Monday, July 31, 2006

Market Matters


Buy DXD and SDS,
These 2 ETF's will save your portfolio. Let me start explaining why by giving my opinion on the stock market. (see picture)

I have to say that I agree with what most of the talking heads are saying about the market. Let me drop a few links before I continue.

http://www.investors.com/

http://www.financialsense.com/

http://articles.moneycentral.msn.com/

http://www.thekirkreport.com/

well, that's the tip of the iceberg and I'm sorry to say that I can't post the best articles, since they are paid subscription services. If you do have a subscription to Barrons, TheWallStreetJournal, or Investors Business Daily then you can connect the dots yourself.

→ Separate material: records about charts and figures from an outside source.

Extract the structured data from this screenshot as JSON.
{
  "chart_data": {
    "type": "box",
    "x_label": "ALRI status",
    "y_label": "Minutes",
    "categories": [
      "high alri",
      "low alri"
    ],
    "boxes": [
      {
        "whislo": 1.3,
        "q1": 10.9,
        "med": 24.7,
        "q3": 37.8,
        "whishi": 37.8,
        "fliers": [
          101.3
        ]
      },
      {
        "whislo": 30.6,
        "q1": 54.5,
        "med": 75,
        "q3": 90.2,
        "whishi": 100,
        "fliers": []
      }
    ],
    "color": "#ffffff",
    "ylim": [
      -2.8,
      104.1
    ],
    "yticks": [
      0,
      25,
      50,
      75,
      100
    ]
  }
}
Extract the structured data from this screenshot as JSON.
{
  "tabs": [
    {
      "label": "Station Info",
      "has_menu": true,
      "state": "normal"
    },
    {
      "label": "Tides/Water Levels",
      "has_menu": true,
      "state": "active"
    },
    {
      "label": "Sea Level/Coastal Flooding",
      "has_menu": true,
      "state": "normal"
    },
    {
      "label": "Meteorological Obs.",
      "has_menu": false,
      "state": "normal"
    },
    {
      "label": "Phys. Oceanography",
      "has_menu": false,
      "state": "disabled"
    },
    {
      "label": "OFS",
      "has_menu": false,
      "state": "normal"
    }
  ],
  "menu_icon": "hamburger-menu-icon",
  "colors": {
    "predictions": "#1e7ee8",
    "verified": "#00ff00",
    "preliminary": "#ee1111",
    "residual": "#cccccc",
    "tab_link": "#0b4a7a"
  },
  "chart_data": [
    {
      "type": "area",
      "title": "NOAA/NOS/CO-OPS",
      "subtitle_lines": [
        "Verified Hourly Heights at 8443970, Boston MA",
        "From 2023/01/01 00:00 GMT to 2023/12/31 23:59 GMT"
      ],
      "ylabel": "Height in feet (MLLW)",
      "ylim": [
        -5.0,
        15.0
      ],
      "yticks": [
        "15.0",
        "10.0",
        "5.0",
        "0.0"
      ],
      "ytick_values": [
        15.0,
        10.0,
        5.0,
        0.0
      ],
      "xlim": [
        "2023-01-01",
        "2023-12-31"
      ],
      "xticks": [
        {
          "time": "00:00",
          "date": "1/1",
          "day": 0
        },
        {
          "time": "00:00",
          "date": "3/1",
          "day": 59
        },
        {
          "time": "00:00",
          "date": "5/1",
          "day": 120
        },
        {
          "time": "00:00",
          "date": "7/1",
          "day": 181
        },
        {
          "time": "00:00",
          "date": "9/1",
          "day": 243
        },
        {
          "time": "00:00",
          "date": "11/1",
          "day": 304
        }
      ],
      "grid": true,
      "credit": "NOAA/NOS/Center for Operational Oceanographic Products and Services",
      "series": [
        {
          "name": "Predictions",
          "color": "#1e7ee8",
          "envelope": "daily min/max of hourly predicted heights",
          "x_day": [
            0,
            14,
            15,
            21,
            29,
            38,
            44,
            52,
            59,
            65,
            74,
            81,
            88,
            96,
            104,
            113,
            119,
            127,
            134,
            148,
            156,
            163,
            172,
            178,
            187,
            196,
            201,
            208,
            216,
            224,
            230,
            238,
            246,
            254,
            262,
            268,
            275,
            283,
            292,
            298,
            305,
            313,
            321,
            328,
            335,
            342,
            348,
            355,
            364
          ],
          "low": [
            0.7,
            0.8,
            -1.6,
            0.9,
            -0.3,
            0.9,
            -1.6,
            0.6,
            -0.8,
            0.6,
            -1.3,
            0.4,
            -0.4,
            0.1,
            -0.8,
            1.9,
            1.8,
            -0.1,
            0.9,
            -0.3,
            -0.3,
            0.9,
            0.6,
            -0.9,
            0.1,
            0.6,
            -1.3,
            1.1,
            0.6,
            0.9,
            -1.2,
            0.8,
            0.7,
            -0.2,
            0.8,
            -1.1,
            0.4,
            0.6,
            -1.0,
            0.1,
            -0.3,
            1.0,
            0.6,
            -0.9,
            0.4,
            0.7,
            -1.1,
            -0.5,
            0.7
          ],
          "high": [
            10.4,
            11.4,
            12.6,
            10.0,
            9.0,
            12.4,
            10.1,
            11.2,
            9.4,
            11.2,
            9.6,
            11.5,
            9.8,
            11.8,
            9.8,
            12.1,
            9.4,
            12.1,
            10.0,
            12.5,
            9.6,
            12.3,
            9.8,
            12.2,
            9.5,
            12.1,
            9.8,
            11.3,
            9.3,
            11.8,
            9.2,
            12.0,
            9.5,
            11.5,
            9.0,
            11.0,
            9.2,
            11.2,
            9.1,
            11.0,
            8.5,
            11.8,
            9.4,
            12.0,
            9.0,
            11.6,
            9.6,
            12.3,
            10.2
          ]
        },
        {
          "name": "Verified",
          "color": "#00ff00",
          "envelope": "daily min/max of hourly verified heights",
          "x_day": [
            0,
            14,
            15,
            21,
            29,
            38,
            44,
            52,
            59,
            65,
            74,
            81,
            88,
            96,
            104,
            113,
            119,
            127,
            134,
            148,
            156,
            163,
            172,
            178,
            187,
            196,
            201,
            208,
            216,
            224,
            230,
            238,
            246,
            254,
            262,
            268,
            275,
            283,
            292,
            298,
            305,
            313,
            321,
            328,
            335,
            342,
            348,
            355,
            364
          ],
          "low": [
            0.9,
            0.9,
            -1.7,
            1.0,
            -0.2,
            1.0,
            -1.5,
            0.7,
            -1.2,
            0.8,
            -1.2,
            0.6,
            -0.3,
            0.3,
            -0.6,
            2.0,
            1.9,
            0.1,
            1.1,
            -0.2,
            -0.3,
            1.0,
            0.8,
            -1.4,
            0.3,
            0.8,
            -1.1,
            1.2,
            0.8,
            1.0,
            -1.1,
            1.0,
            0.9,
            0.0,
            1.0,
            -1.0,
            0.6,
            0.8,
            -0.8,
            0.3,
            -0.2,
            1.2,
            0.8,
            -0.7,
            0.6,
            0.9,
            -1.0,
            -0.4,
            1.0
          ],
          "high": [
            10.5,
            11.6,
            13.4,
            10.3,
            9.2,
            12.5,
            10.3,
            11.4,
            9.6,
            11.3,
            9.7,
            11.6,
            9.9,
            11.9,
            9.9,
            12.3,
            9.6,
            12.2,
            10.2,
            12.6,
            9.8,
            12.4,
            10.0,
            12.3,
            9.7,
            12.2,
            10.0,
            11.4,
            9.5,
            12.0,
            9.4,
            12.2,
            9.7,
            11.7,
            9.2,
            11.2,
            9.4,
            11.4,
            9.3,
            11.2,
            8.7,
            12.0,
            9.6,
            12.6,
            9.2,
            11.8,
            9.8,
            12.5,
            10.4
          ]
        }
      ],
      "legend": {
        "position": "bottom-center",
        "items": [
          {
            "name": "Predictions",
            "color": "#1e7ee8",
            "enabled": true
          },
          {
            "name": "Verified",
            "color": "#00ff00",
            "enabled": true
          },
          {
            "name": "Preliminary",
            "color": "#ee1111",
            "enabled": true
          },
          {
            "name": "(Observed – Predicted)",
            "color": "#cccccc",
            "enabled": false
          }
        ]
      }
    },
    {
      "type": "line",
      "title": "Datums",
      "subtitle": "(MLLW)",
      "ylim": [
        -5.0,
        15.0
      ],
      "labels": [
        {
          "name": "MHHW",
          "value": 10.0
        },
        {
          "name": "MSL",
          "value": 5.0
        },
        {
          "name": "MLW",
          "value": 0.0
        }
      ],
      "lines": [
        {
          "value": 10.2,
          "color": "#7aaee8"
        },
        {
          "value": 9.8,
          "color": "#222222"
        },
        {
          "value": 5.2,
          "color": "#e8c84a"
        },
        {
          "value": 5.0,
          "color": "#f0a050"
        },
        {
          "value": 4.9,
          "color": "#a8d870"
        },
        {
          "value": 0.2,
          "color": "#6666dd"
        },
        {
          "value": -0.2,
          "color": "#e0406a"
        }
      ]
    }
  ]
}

Onward to charts: Weekly Chart of DJIA
  • This is a 3 year chart showing a divergence on the peaks, while the bottoms are a bit more neutral
  • The MACD at the tail end of this chart shows a good possibility that it will soon cross the 0 line.
Daily Chart of DJIA
  • A resistance line is right above the current price
  • The Slow Stochastic shows a clear trend. As you can see each time it crosses that 80% threshold, the index dives.
This promising daily trend is what I believe will end up pushing the weekly MACD to cross the 0 line. So aside from charts, what else do we have that could throw a wrench into the cogs of our slowing economy?

Rising Oil prices
Avian Flu Pandemic
Iraq War
Israel-Hezbollah War
ANOTHER Rate Hike (probably not likely)
End of Housing ATM
Hurricanes

So what do you do when you believe the market is going to turn sour? Well some genius came up with the idea of an ETF that short sells the Dow Jones 30 and another that shorts the S&P500 index. Not only that, but the two ETF's double the volatility. What does that mean for you? Double the profits. (or double the losses)
ie: If the DJIA goes down 1% on the day, the DXD would go up 2% that same day.

This is an excellent tool to hedge your portfolio against the risk of a fall.

Worst case scenario: The DJIA gets positive again and surges to 11600, forming a double top that no investor would touch considering that the % return consensus on the DJIA this year is in the single digits. If that did happen, it would likely come right back down very quickly.

These "double inverse ETF's" are brand spankin' new, and have been out for 14 days. Use with care, however, because they are more volatile. Buy the UltraShort Dow 30 ProShares and/or Buy the UltraShort S&P500 ProShares.

Confidence Rating: 4/5 Stars
(Full disclosure: I will buy shares of DXD tomorrow)

1 comment:

Slacker said...

Good call... hope you got in at the open.

Personally, I wouldn't hold on to them for too long though. That's just my bullish self, though.

Most of the fundamentals you've mentioned seem like they're on the backburner for now. Rates are paused, it's generally accepted that oil prices will stay high, fighting in Israel is practically constant, Avian is ignored, and hurricanes are just a fear that was brought on by a freak season last summer.

The negative signs in the air are all old news, and should be factored in by now.

It's earnings season, and that's whats going to drive the market for a while.